38

TASIA TAMBLYN

Durant son séjour de trois jours sur Llaro, Tasia consacra ses quartiers libres nocturnes à déambuler dans le labyrinthe de tentes et de cabanes des Vagabonds. Son uniforme provoquait la suspicion, et beaucoup de détenus ne lui répondaient qu’avec parcimonie ; d’autres cependant considéraient qu’elle était la seule à pouvoir les défendre. Néanmoins, Tasia se sentait mal à l’aise – ici comme partout.

Elle avait posé des questions, obtenu quelques noms et décidé de converser en privé avec Roberto Clarin, l’ancien administrateur du Dépôt du Cyclone.
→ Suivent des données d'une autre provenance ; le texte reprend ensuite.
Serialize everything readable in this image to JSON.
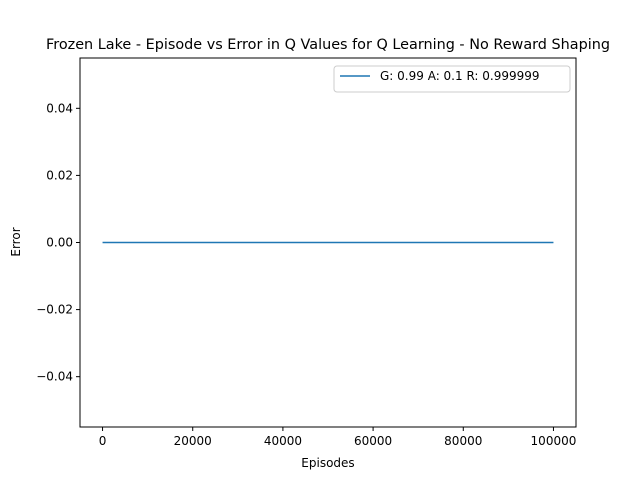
{
  "chart_data": {
    "type": "line",
    "title": "Frozen Lake - Episode vs Error in Q Values for Q Learning - No Reward Shaping",
    "xlabel": "Episodes",
    "ylabel": "Error",
    "xlim": [
      -5000,
      105000
    ],
    "ylim": [
      -0.055,
      0.055
    ],
    "xticks": [
      0,
      20000,
      40000,
      60000,
      80000,
      100000
    ],
    "xtick_labels": [
      "0",
      "20000",
      "40000",
      "60000",
      "80000",
      "100000"
    ],
    "yticks": [
      -0.04,
      -0.02,
      0.0,
      0.02,
      0.04
    ],
    "ytick_labels": [
      "−0.04",
      "−0.02",
      "0.00",
      "0.02",
      "0.04"
    ],
    "grid": false,
    "legend_position": "top-right",
    "series": [
      {
        "name": "G: 0.99 A: 0.1 R: 0.999999",
        "color": "#1f77b4",
        "x": [
          0,
          100000
        ],
        "y": [
          0.0,
          0.0
        ]
      }
    ]
  }
}
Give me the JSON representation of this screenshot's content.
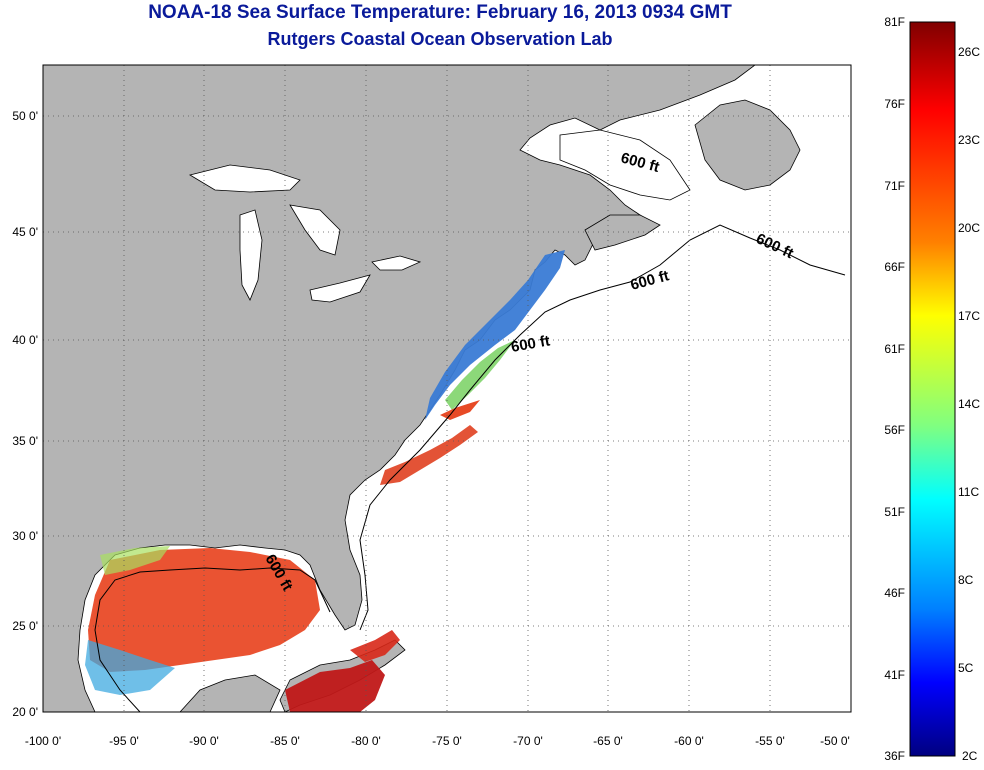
{
  "title": {
    "line1": "NOAA-18 Sea Surface Temperature:  February 16, 2013 0934 GMT",
    "line2": "Rutgers Coastal Ocean Observation Lab"
  },
  "map": {
    "lon_range": [
      -100,
      -50
    ],
    "lat_range": [
      20,
      52.5
    ],
    "x_ticks": [
      "-100 0'",
      "-95 0'",
      "-90 0'",
      "-85 0'",
      "-80 0'",
      "-75 0'",
      "-70 0'",
      "-65 0'",
      "-60 0'",
      "-55 0'",
      "-50 0'"
    ],
    "y_ticks": [
      "50 0'",
      "45 0'",
      "40 0'",
      "35 0'",
      "30 0'",
      "25 0'",
      "20 0'"
    ],
    "grid": "dotted",
    "land_color": "#b4b4b4",
    "ocean_color": "#ffffff",
    "contours": [
      "600 ft",
      "600 ft",
      "600 ft",
      "600 ft",
      "600 ft"
    ]
  },
  "colorbar": {
    "left_labels": [
      "81F",
      "76F",
      "71F",
      "66F",
      "61F",
      "56F",
      "51F",
      "46F",
      "41F",
      "36F"
    ],
    "right_labels": [
      "26C",
      "23C",
      "20C",
      "17C",
      "14C",
      "11C",
      "8C",
      "5C",
      "2C"
    ],
    "colors": [
      "#800000",
      "#ff0000",
      "#ff8000",
      "#ffff00",
      "#80ff80",
      "#00ffff",
      "#0080ff",
      "#0000ff",
      "#000080"
    ]
  }
}
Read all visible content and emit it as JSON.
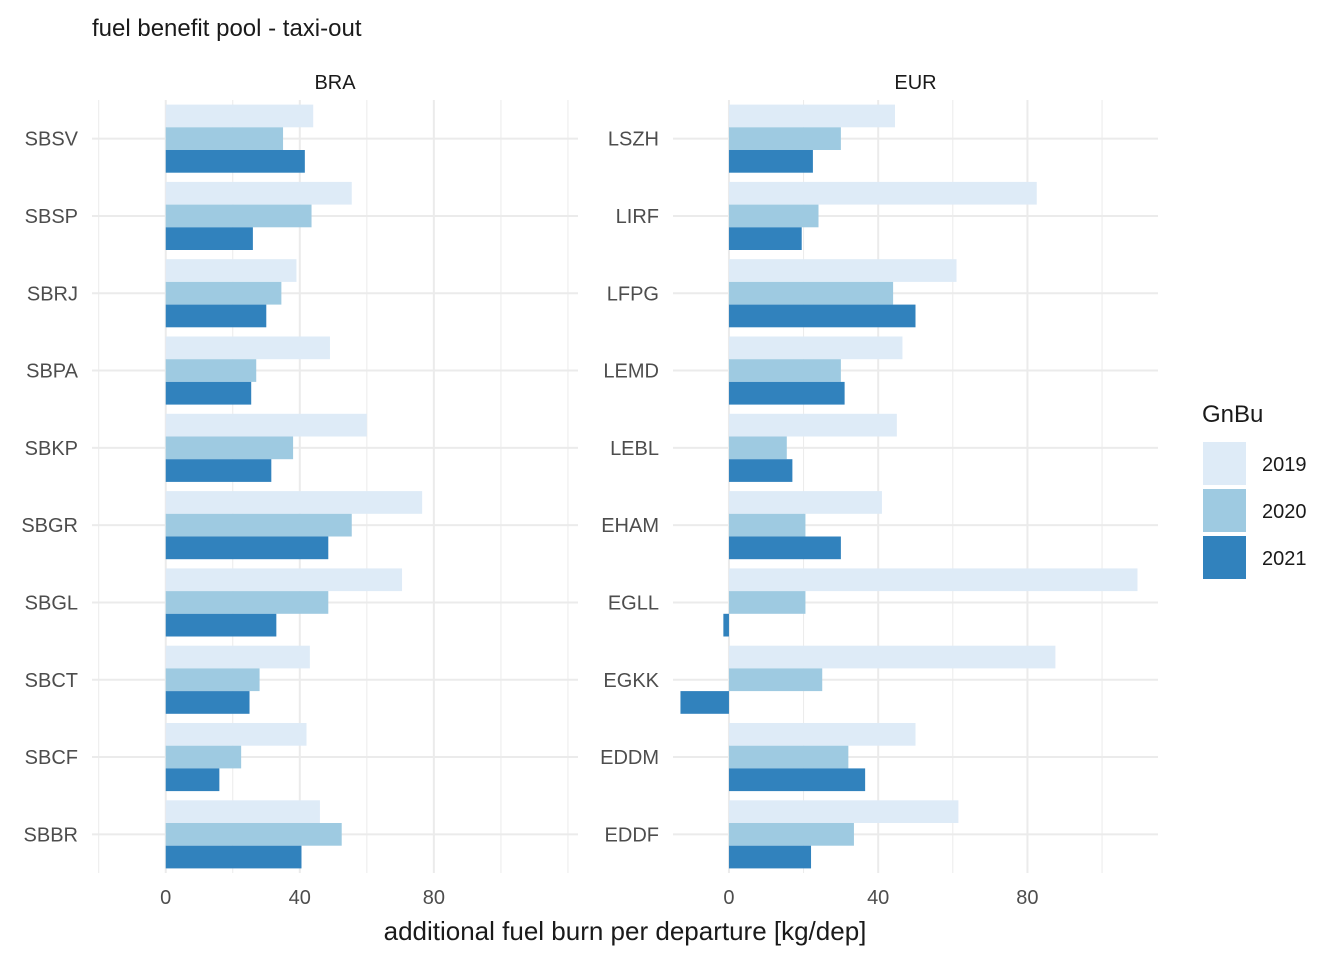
{
  "chart_data": {
    "type": "bar",
    "orientation": "horizontal",
    "title": "fuel benefit pool - taxi-out",
    "xlabel": "additional fuel burn per departure [kg/dep]",
    "ylabel": "",
    "legend": {
      "title": "GnBu",
      "position": "right"
    },
    "grid": true,
    "series_names": [
      "2019",
      "2020",
      "2021"
    ],
    "colors": {
      "2019": "#deebf7",
      "2020": "#9ecae1",
      "2021": "#3182bd"
    },
    "panels": [
      {
        "label": "BRA",
        "xlim": [
          -22,
          123
        ],
        "xticks": [
          0,
          40,
          80
        ],
        "xtick_labels": [
          "0",
          "40",
          "80"
        ],
        "categories": [
          "SBSV",
          "SBSP",
          "SBRJ",
          "SBPA",
          "SBKP",
          "SBGR",
          "SBGL",
          "SBCT",
          "SBCF",
          "SBBR"
        ],
        "series": [
          {
            "name": "2019",
            "values": [
              44,
              55.5,
              39,
              49,
              60,
              76.5,
              70.5,
              43,
              42,
              46
            ]
          },
          {
            "name": "2020",
            "values": [
              35,
              43.5,
              34.5,
              27,
              38,
              55.5,
              48.5,
              28,
              22.5,
              52.5
            ]
          },
          {
            "name": "2021",
            "values": [
              41.5,
              26,
              30,
              25.5,
              31.5,
              48.5,
              33,
              25,
              16,
              40.5
            ]
          }
        ]
      },
      {
        "label": "EUR",
        "xlim": [
          -15,
          115
        ],
        "xticks": [
          0,
          40,
          80
        ],
        "xtick_labels": [
          "0",
          "40",
          "80"
        ],
        "categories": [
          "LSZH",
          "LIRF",
          "LFPG",
          "LEMD",
          "LEBL",
          "EHAM",
          "EGLL",
          "EGKK",
          "EDDM",
          "EDDF"
        ],
        "series": [
          {
            "name": "2019",
            "values": [
              44.5,
              82.5,
              61,
              46.5,
              45,
              41,
              109.5,
              87.5,
              50,
              61.5
            ]
          },
          {
            "name": "2020",
            "values": [
              30,
              24,
              44,
              30,
              15.5,
              20.5,
              20.5,
              25,
              32,
              33.5
            ]
          },
          {
            "name": "2021",
            "values": [
              22.5,
              19.5,
              50,
              31,
              17,
              30,
              -1.5,
              -13,
              36.5,
              22
            ]
          }
        ]
      }
    ]
  }
}
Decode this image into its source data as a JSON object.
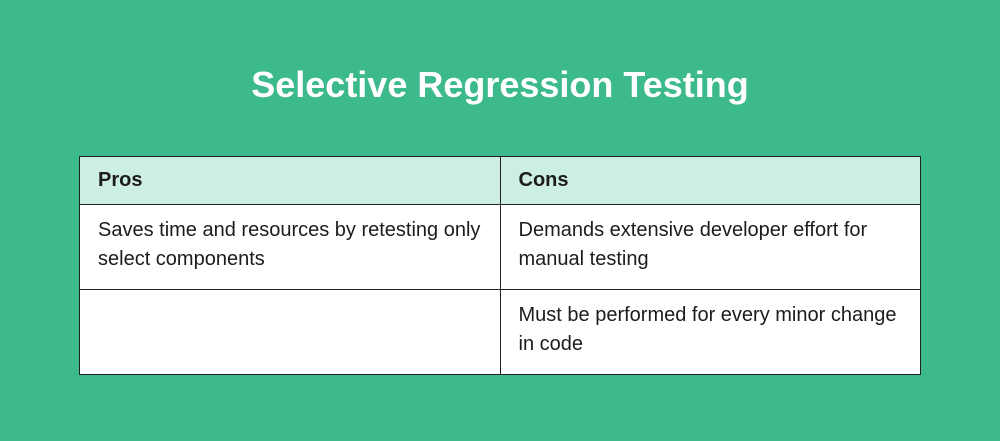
{
  "title": "Selective Regression Testing",
  "table": {
    "headers": [
      "Pros",
      "Cons"
    ],
    "rows": [
      [
        "Saves time and resources by retesting only select components",
        "Demands extensive developer effort for manual testing"
      ],
      [
        "",
        "Must be performed for every minor change in code"
      ]
    ]
  },
  "colors": {
    "background": "#3dba8b",
    "header": "#cdeee2"
  }
}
Comme il avait effectué du bon travail là-bas et était l’un des premiers arrivés au camp, il semblait occuper le rôle de chef. Peut-être l’aiderait-il.

Clarin marchait à côté d’elle et d’EA, se baissant sous les bannières qui pendaient sur leur passage et saluant de la main les hommes couverts de poussière qui revenaient des champs. Cet individu ventru avait son franc-parler mais ne nourrissait ni préjugé ni aigreur à son encontre.

— De nombreux Vagabonds n’auraient jamais accepté le choix que tu as fait, jeune fille. Et ton propre père aurait fait partie du lot.

Tasia serra les lèvres.

— C’est probable. Mais j’ai tâché de suivre mon Guide Lumineux.

— Et pourtant… tu es ici. (Clarin soupira.) Tu sais, cela fait du bien d’épancher mes frustrations sur quelqu’un qui porte l’uniforme des FTD. Non pas que j’espère changer quoi que ce soit à la situation.

— J’écoute, dit Tasia, bien que j’ignore ce que je pourrai faire. Mes racines ne plaident pas en ma faveur du côté de ma hiérarchie, mais je suis un officier, et je peux faire accélérer la bureaucratie. Peut-être.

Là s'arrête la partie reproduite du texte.